Despite its small size, the weever fish features long, needle-sharp spines that will inject venom in their most frequent victims – surfers, beachgoers, swimmers, and fishermen. Mostly found in coastal regions, weever fish stings are quite common, especially during summer.
Scientists from the University of Plymouth are carrying out research on weever fish. Marine biologists and coastal scientists from the University of Plymouth are uniting to extend our insight into why weever fish have a tendency to possess certain areas, what they do in these regions, and what factors make a sting more probable.

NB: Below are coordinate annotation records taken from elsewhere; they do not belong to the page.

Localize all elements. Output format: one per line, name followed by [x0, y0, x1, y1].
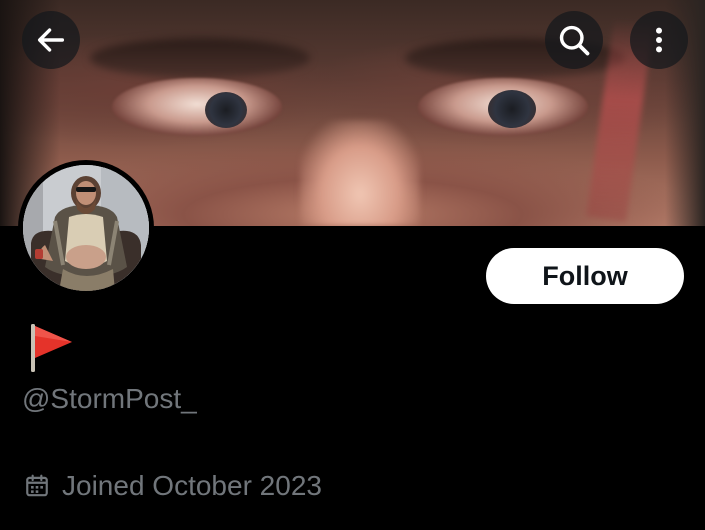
arrow-left-icon — [37, 28, 65, 52]
back-button[interactable] — [22, 11, 80, 69]
profile-handle: @StormPost_ — [22, 383, 197, 414]
avatar[interactable] — [18, 160, 154, 296]
red-triangular-flag-emoji — [31, 324, 72, 372]
joined-date-text: Joined October 2023 — [62, 470, 322, 501]
search-button[interactable] — [545, 11, 603, 69]
banner-eye-left — [112, 78, 282, 136]
joined-date-row: Joined October 2023 — [24, 468, 322, 504]
banner-brow-left — [90, 38, 310, 78]
avatar-image — [23, 165, 149, 291]
banner-nose — [300, 120, 420, 226]
display-name — [26, 322, 86, 374]
avatar-illustration — [23, 165, 149, 291]
profile-screen: Follow @StormPost_ Joined October 2023 — [0, 0, 705, 530]
search-icon — [559, 25, 590, 56]
more-options-button[interactable] — [630, 11, 688, 69]
more-vertical-icon — [656, 27, 662, 53]
calendar-icon — [26, 474, 48, 497]
follow-button[interactable]: Follow — [486, 248, 684, 304]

Dr Benjamin Ciotti, Lecturer in Marine Biology, is working with students to conduct the research. He said: “Weevers are small fish with a big reputation, but we still don’t know much about them. Our students are generating valuable new insights into the ecology of the species, including what types of beaches support weever and promote stings. These notorious little fish can’t be blamed for defending themselves, but we do hope that our research will help reduce the risks of getting stung.”
Various students were involved in the study. They conducted regular sampling at 17 beaches across Devon and Cornwall, using small nets to document where the weever fish are living. Later, they matched data by using detailed physical measurements. For example, wave conditions to know how the characteristics of beaches determine the distribution of water populations.
Scientists also determined the distribution of weever populations.
Shane Griffin, who is about to start the third year of the BSc (Hons) Marine Biology program, added: “Despite a fearsome reputation with bathers and fishermen for causing painful injuries, weever fish are relatively unstudied as a group.”
“It was this lack of knowledge and the opportunity to contribute something tangible to our understanding of weever fish and their ecology that initially attracted me to the current project. The information we obtain from this study will have real practical application in helping predict when and where weever fish are most likely to occur and thereby managing our interactions with them.”